Lands were obtained by purchase from private owners between 1967 and 1969. North of the wayside, at a location overlooking Haystack Rock, Governor Oswald West built his family's vacation retreat, a massive log bungalow. In action now widely recognized as a signal event in the state's conservation movement, Governor West encouraged the legislative designation of Oregon beaches as public highways in 1913, thus ensuring the public's right of access to them long into the future. The subdivision known as Tolovana Park was the historic setting of a rustic ocean side hostelry of the early days known as the Warren Hotel.  The first guest to sign-in was Oswald West, a friend fo the Warrens'.  Owner Mark Warren and his brother Will spent time in Alaska before settling and farming Tolovana Park.  The Warren family mapped and surveyed all of Tolovana Park, labeling all the streets after Native American named rivers of Alaska.  Tolovana means "river of sticks". 

Acreage: 3.31

Annual day-use attendance: 1,105,198

Tolovana Beach State Recreation Site FAQ


Must I leash my dog on the ocean shore?

The short answer is no, but the handler of any domestic animal on the ocean shore does have responsibilities. Please refer to an excerpt from our ocean shore rules, below:

(2) The handler of any domestic animal must be responsible for the animal's behavior and must exercise direct control over the animal while in the ocean shore state recreation area.
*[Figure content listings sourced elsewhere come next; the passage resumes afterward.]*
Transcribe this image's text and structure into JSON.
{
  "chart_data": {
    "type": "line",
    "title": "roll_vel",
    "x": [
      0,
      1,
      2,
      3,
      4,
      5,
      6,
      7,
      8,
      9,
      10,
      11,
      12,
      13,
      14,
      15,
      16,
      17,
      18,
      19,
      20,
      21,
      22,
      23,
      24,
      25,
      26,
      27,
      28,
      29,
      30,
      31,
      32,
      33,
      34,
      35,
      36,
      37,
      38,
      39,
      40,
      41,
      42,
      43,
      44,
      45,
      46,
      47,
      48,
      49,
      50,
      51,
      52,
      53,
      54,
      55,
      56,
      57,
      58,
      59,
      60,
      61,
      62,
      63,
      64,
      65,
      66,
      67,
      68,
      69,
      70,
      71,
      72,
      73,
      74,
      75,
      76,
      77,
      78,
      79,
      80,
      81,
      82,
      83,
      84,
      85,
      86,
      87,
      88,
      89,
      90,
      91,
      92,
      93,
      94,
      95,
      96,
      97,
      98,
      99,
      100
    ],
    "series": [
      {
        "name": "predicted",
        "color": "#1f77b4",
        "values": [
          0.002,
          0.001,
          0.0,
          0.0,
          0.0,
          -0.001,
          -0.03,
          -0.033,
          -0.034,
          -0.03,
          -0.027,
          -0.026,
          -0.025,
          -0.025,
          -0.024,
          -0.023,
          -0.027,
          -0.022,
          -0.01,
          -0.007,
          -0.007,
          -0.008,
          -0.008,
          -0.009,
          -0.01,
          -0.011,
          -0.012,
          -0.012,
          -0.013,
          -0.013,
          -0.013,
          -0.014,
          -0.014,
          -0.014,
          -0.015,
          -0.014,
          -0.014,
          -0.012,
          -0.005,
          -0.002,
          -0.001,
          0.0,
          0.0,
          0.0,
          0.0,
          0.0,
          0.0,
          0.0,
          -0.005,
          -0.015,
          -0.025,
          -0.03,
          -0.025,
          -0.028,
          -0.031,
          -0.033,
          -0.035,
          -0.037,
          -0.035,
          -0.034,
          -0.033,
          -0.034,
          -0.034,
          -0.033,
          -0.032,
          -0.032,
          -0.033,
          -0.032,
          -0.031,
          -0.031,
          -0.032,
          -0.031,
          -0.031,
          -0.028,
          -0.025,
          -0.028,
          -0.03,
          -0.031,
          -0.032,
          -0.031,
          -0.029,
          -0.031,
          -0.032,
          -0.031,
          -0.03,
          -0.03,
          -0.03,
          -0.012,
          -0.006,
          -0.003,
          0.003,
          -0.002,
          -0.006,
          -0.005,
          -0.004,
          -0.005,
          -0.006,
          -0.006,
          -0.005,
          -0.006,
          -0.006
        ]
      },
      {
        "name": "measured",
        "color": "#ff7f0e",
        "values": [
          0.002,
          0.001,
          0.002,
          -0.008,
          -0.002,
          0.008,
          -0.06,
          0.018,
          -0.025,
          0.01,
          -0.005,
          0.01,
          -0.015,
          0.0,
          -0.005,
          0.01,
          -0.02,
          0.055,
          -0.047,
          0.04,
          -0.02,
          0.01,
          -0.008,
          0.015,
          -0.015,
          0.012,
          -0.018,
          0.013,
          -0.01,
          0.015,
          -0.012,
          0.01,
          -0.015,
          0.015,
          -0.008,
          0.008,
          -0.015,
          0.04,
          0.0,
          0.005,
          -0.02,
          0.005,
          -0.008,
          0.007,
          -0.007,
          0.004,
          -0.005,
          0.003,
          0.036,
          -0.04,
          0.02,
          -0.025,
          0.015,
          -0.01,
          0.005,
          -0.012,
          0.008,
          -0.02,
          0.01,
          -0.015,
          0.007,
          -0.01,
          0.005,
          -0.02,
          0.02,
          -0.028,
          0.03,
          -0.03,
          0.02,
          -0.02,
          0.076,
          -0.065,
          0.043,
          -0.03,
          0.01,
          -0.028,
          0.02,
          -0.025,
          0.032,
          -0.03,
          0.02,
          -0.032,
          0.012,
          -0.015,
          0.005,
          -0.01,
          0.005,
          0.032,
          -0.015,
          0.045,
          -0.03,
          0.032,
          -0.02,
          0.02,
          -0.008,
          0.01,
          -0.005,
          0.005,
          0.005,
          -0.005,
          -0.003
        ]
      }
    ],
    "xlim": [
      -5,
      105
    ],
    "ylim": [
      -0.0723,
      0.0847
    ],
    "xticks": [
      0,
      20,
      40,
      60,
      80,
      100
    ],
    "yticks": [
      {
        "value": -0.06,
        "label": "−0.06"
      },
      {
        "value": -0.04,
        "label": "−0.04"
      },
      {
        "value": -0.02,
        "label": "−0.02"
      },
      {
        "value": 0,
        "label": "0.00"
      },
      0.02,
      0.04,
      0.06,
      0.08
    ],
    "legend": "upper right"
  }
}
(a) “Direct control” means that the animal is within the unobstructed sight of the handler and responds to voice commands or other methods of control.

(b) Domestic animal handlers must carry a leash or restraining device at all times while in the ocean shore state recreation area.

(c) Domestic animal handlers must promptly leash animals at the request or order of a park employee.

(d) Handlers must prevent their animals from harassing people, wildlife and other domestic animals.

(e) Animals may not be hitched or confined in a manner that may cause damage to any natural resources on the ocean shore.

(f) Handlers are responsible for the removal of the animal's waste while in the ocean shore state recreation area.